Her sentiments were echoed by another Kittitian student, Andrea Wilson.
“Students have to wait a year before they can get a job on campus and even when they are enrolled for a year, they still can’t source an on-campus job. Also, it’s very seldom that international students get selected for jobs at the Access and Enrollment office or the library; they mostly get jobs as RAs,” she said.
Another gripe for Samuel is that there are not enough scholarships for international students.
“Some of the scholarships don’t apply to us. Most of them are for permanent residents or U.S. citizens. I think UVI can offer more scholarships for international students,” she said.
Lack of communication is an issue for Lyncia Dore, a student from St. Kitts who is majoring in education.
“You have to go up and down to get information. It’s like a back and forth when you’re trying to find out information. You go to one office that you think should have the information you’re looking for, they send you to another office and that office refers you to the office you’ve already been to. Information is not readily available. I think they need an office to deal with the affairs of international students,” she said.
Unlike some universities on the mainland that have an Office of International Affairs that helps international students to adjust to their new environment and fosters a vibrant international community, UVI has a Coordinator of International Services. Barbara Todman holds that position on the St. Thomas campus.
Todman confirmed that international students are required to wait for one year before they can be hired on campus by the Placement Office. She said, however, that although not all divisions hire international students, there are some departments that do hire them.
“Whenever students come to me for help seeking employment, I send them to offices that do hire them, like the President’s Office, the Office of the Provost, Accounting, Reichhold Center and the Associate Vice President of Administration and Finance,” Todman said. “Some students are here for three or four years and they haven’t found work since they applied. So I tell them to go to speak with those employers, they set up with Ms. Myers in the Placement Office and she puts the paperwork through.”

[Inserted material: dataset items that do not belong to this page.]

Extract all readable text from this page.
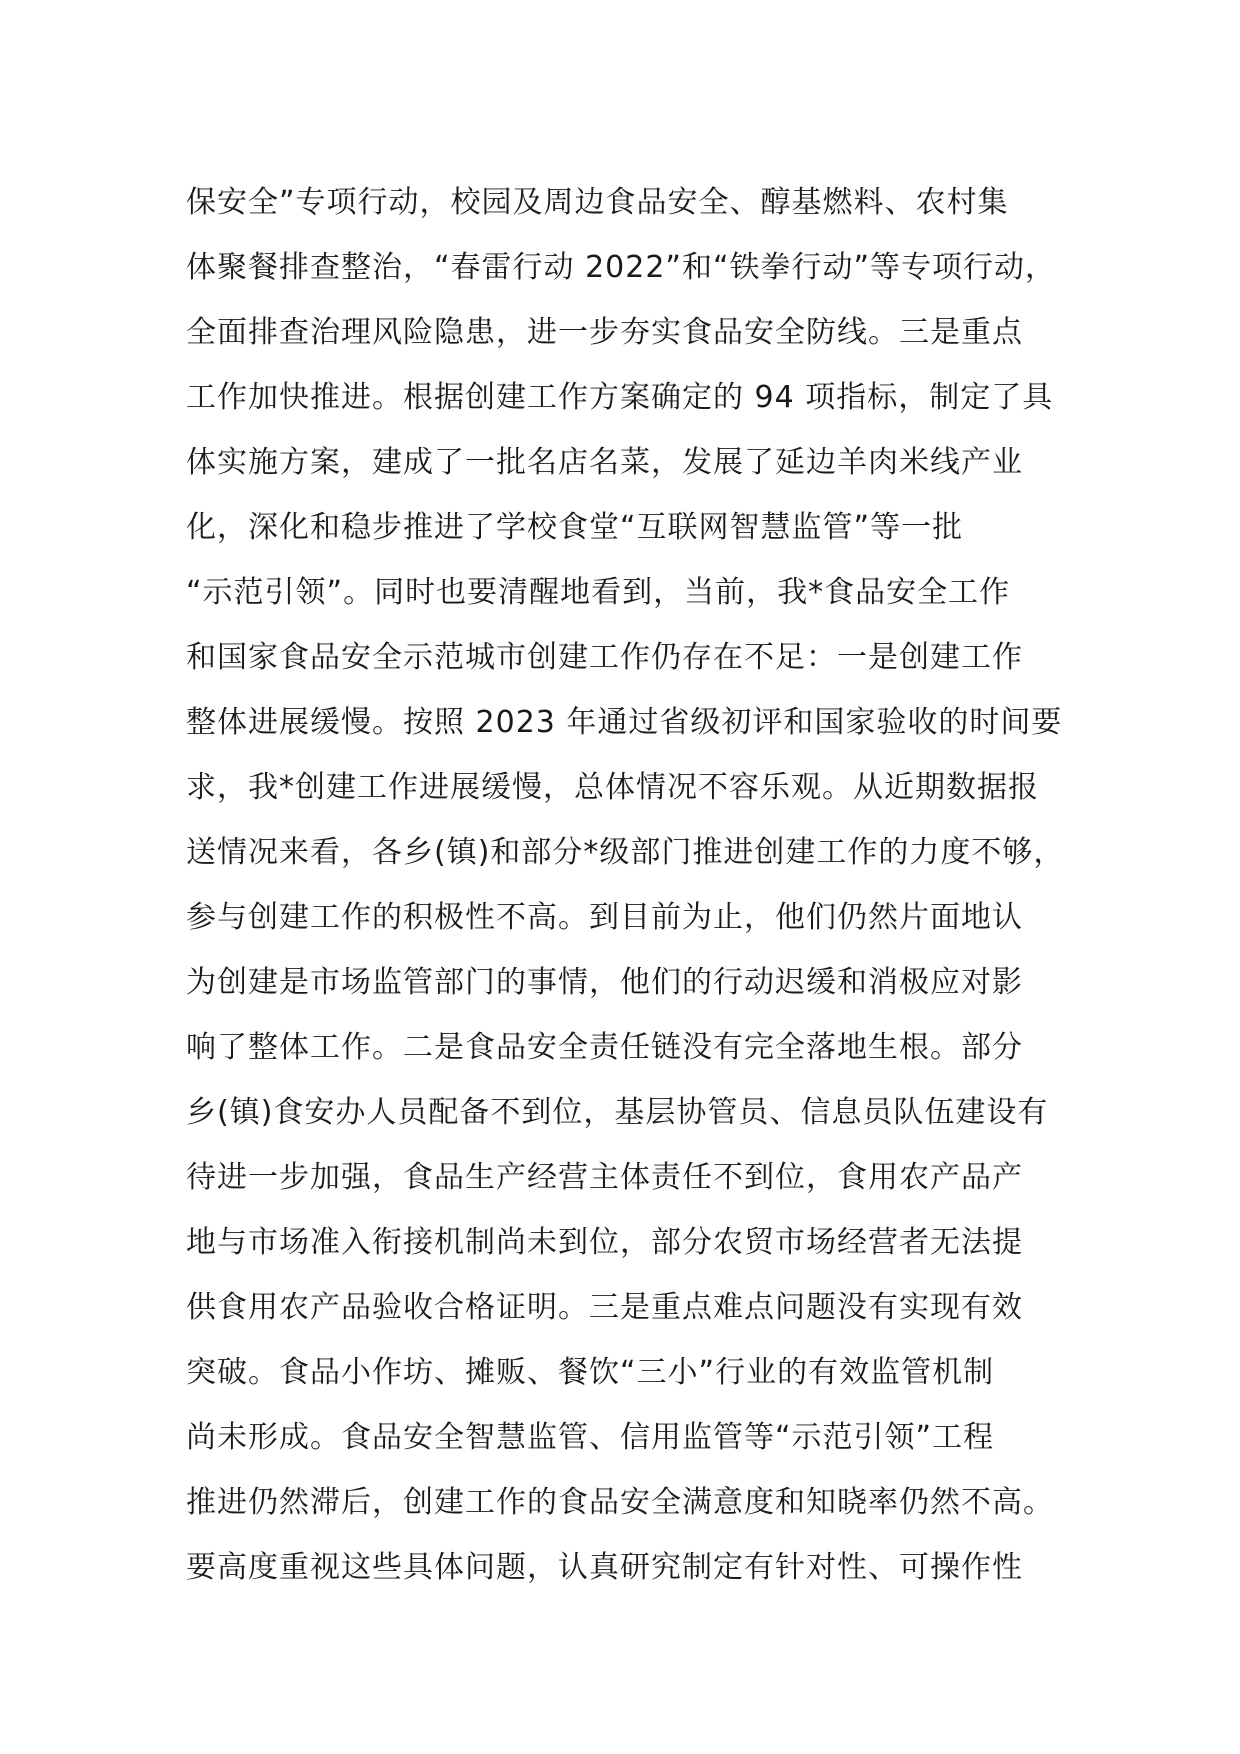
保安全”专项行动，校园及周边食品安全、醇基燃料、农村集
体聚餐排查整治，“春雷行动 2022”和“铁拳行动”等专项行动，
全面排查治理风险隐患，进一步夯实食品安全防线。三是重点
工作加快推进。根据创建工作方案确定的 94 项指标，制定了具
体实施方案，建成了一批名店名菜，发展了延边羊肉米线产业
化，深化和稳步推进了学校食堂“互联网智慧监管”等一批
“示范引领”。同时也要清醒地看到，当前，我*食品安全工作
和国家食品安全示范城市创建工作仍存在不足：一是创建工作
整体进展缓慢。按照 2023 年通过省级初评和国家验收的时间要
求，我*创建工作进展缓慢，总体情况不容乐观。从近期数据报
送情况来看，各乡(镇)和部分*级部门推进创建工作的力度不够，
参与创建工作的积极性不高。到目前为止，他们仍然片面地认
为创建是市场监管部门的事情，他们的行动迟缓和消极应对影
响了整体工作。二是食品安全责任链没有完全落地生根。部分
乡(镇)食安办人员配备不到位，基层协管员、信息员队伍建设有
待进一步加强，食品生产经营主体责任不到位，食用农产品产
地与市场准入衔接机制尚未到位，部分农贸市场经营者无法提
供食用农产品验收合格证明。三是重点难点问题没有实现有效
突破。食品小作坊、摊贩、餐饮“三小”行业的有效监管机制
尚未形成。食品安全智慧监管、信用监管等“示范引领”工程
推进仍然滞后，创建工作的食品安全满意度和知晓率仍然不高。
要高度重视这些具体问题，认真研究制定有针对性、可操作性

Mary Myers holds the position of Program Specialist II Counseling and Placement Provost’s Office. Calls to her office were not returned.
International students cannot get paid out of federal funds, but if they are hired by a department on campus, that department must have disposable income to pay them, Todman said.
According to Todman, international students have other employment options, such as Optional Practical Training.
“They can do OPT for 12 months here in the Virgin Islands or on the mainland after they graduate,” she said.
The exact number of international students enrolled at UVI was not available. Todman recalls that in January, she processed about 123 international students on the St. Thomas campus alone.